Dad turned his attention back to me. “I’m not trying to be insensitive. Just the opposite. I’m worried about you. . . . We’re worried about you. Mom said we shouldn’t push you back into school, but this outburst, or whatever it is, is more proof you need to be around people. This summer . . . you’re going to be around people.”

My stomach dropped into my toes. My voice quivered. “You’re going to make me, aren’t you?”

Mom and Dad exchanged a glance. “Yes,” they said together.

I got up from the table and quietly pushed in my chair. “You don’t understand—”

“We do.”

It was a solemn chorus, a firm decision.

Mom stood and walked toward me. Her arms folded around me, stroking my hair. Her heart pressed into mine. I felt it beating against me, fast and strong, afraid and confident. Heartbeats are a dichotomy. I left my hands at my side.

“This isn’t a punishment,” she said. “We almost lost you. We’re not going to stand back and watch you lose yourself.”

“I get it.
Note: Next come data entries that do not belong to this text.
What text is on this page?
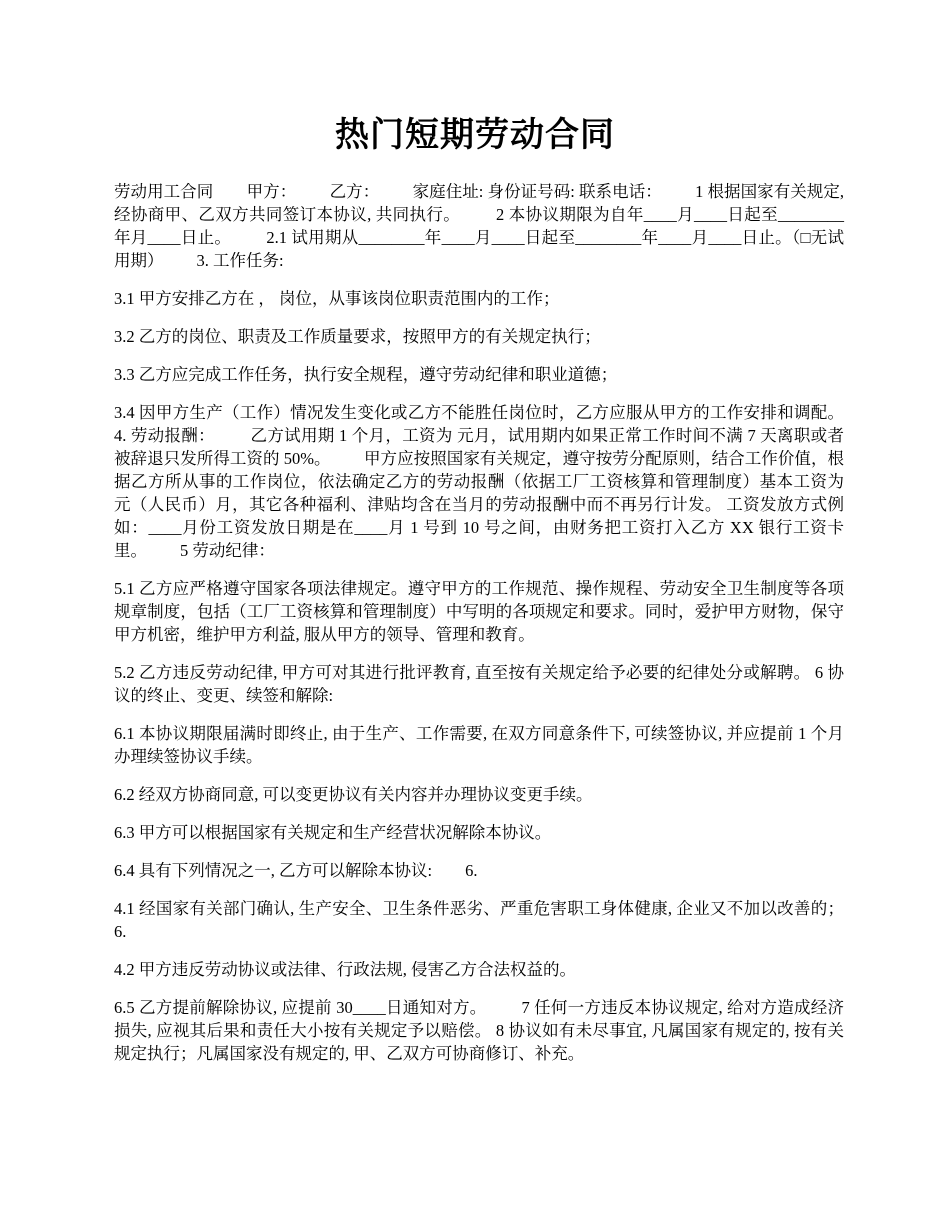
热门短期劳动合同

劳动用工合同        甲方：        乙方：        家庭住址: 身份证号码: 联系电话：        1 根据国家有关规定, 经协商甲、乙双方共同签订本协议, 共同执行。        2 本协议期限为自年____月____日起至________年月____日止。        2.1 试用期从________年____月____日起至________年____月____日止。（□无试用期）        3. 工作任务:

3.1 甲方安排乙方在 ， 岗位，从事该岗位职责范围内的工作；

3.2 乙方的岗位、职责及工作质量要求，按照甲方的有关规定执行；

3.3 乙方应完成工作任务，执行安全规程，遵守劳动纪律和职业道德；

3.4 因甲方生产（工作）情况发生变化或乙方不能胜任岗位时，乙方应服从甲方的工作安排和调配。        4. 劳动报酬：        乙方试用期 1 个月，工资为 元月，试用期内如果正常工作时间不满 7 天离职或者被辞退只发所得工资的 50%。        甲方应按照国家有关规定，遵守按劳分配原则，结合工作价值，根据乙方所从事的工作岗位，依法确定乙方的劳动报酬（依据工厂工资核算和管理制度）基本工资为 元（人民币）月，其它各种福利、津贴均含在当月的劳动报酬中而不再另行计发。 工资发放方式例如：____月份工资发放日期是在____月 1 号到 10 号之间，由财务把工资打入乙方 XX 银行工资卡里。        5 劳动纪律：

5.1 乙方应严格遵守国家各项法律规定。遵守甲方的工作规范、操作规程、劳动安全卫生制度等各项规章制度，包括（工厂工资核算和管理制度）中写明的各项规定和要求。同时，爱护甲方财物，保守甲方机密，维护甲方利益, 服从甲方的领导、管理和教育。

5.2 乙方违反劳动纪律, 甲方可对其进行批评教育, 直至按有关规定给予必要的纪律处分或解聘。 6 协议的终止、变更、续签和解除:

6.1 本协议期限届满时即终止, 由于生产、工作需要, 在双方同意条件下, 可续签协议, 并应提前 1 个月办理续签协议手续。

6.2 经双方协商同意, 可以变更协议有关内容并办理协议变更手续。

6.3 甲方可以根据国家有关规定和生产经营状况解除本协议。

6.4 具有下列情况之一, 乙方可以解除本协议:        6.

4.1 经国家有关部门确认, 生产安全、卫生条件恶劣、严重危害职工身体健康, 企业又不加以改善的；        6.

4.2 甲方违反劳动协议或法律、行政法规, 侵害乙方合法权益的。

6.5 乙方提前解除协议, 应提前 30____日通知对方。        7 任何一方违反本协议规定, 给对方造成经济损失, 应视其后果和责任大小按有关规定予以赔偿。 8 协议如有未尽事宜, 凡属国家有规定的, 按有关规定执行；凡属国家没有规定的, 甲、乙双方可协商修订、补充。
I get it,” I mumbled.

I broke the embrace and walked down the hallway to my bathroom. I stripped myself down to skin and scars and stepped into a cold shower.

I didn’t understand that paper, but I understood my mom and dad. Understood that they wouldn’t budge, and my screaming And if I don’t? would only force them to lay down more consequences. But I wanted to argue. I wanted to fight some more, and I didn’t know why. I wanted to be furious at them, but some part of my brain said they were probably right.

I wouldn’t be making lists in the sand if they weren’t.

When a bad habit became a rut, people noticed. Especially when that rut was the size of the Grand Canyon.

The shower calmed my muscles but not my emotions. I retreated to my room and eyeballed the traitor, Big.

The stuffed blue ostrich sat, floppy and worn, in the middle of my pillows. Just where I’d left him this morning. It wasn’t exactly public knowledge that I’d removed much of Big’s polyfill stuffing and replaced it with paper scraps of my random thoughts. Actually, it narrowed the whodunthisshit to Gina, Gray, Max, Fletcher, Metal Pete . . . Who else? There were maybe a couple of girls from school who had seen Big on an overnight trip, but surely none of those people had time for something like this.

Big was soft in my hands and crinkly to my ears as I squeeze-checked him. He sounded and felt full. Digging carefully into the hole, I removed the first scrap and read. Shame is a fast emotion; I felt it within the first five words I’d written just last week.